I've learned an important lesson about clearing away plants this year, which is that fibrous growth takes forever to rot down in even the best conditions - unless you shred it, in which case it's fine. So I have one bin with whole broad beans (lifted in July) just sitting in it between two layers of pretty oozy grass cuttings, and the other with shredded sweetcorn stalks - pretty much the toughest thing I grow - which have composted down to nothing in about ten days. After cutting the awkward squash vines, then, I was keen to shred them. But how? I have an ordinary domestic shredder with rotating blades and a don't-sue-us narrow chute, and while you can shove something rigid like sweetcorn in there curcubit vines are just too floppy. Reluctantantly I put them in the composter bit by bit, thrashing away at them with a machete at each addition to chop them up as much as possible. It took twenty minutes and I didn't make that good a job of it, and then it occurred to me; why didn't I just spread them out and run the lawnmower over them? Oh, dear... maybe next year I'll remember.

It's time to clear the tomatoes to make room for the new roots and salad bed in the tunnel, and I have to say with a little sadness that none of the heritage varieties that I grew this year did so well as their modern equivalents. "Pink cherry" was indeed startlingly pink, but had a nondescript flavour; "Auntie Madge" produced well enough but was nothing special; and "Tom Thumb" was a riot of tiny fruits but had such wanderlust that I spent too much of my time trimming the ends off flowering trusses before they turned into new branches and took all the goodness away from the fruits.
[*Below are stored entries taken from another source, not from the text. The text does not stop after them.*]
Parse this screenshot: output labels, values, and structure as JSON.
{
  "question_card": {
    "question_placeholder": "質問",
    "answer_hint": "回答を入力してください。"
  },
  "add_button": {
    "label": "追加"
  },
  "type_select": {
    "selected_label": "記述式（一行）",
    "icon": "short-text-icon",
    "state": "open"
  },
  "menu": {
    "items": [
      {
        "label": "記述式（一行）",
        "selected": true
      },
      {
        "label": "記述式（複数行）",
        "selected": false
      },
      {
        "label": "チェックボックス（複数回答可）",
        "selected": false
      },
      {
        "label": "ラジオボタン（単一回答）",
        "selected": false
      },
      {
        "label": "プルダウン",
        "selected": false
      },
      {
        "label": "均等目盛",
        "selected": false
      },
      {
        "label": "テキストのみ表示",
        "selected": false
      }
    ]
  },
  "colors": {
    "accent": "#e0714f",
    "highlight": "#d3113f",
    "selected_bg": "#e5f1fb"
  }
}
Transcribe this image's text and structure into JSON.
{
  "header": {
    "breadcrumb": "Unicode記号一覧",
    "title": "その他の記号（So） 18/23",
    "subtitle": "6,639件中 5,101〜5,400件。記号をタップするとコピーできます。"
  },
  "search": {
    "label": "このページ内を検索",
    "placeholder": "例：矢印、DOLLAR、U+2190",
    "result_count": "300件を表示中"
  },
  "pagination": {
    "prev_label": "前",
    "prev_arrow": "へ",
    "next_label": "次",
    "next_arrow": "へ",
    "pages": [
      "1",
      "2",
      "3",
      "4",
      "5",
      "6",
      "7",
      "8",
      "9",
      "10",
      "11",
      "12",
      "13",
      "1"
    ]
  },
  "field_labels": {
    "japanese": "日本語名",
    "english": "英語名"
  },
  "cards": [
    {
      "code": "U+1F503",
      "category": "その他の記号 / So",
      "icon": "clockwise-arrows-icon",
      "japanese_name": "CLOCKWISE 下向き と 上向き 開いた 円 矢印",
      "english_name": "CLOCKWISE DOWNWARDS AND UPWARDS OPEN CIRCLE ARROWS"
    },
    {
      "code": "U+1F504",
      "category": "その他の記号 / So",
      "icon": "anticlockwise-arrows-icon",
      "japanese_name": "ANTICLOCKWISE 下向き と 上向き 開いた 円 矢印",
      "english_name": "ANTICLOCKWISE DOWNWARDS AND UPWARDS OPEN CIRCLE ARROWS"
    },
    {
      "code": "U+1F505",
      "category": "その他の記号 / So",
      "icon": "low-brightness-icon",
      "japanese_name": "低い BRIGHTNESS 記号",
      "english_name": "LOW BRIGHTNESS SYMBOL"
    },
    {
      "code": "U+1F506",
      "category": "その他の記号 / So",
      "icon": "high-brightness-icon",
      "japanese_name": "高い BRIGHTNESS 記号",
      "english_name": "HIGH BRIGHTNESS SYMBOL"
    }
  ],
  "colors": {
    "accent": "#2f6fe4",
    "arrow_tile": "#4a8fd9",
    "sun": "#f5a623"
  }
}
In contrast Moneymaker was heavy and had a good flavour in my soil beds, Harbinger produced a startling amount of tasty fruit, and Dos Mercados gave tomatoes the size of navel oranges that were sweet enough to eat like an apple. I'll give Moneymaker a rest next year and grow the other two plus one new heritage variety - perhaps "Peace Vine" if I can get it. Plus, I shan't grow so damned many of the things. The freezer's only so big!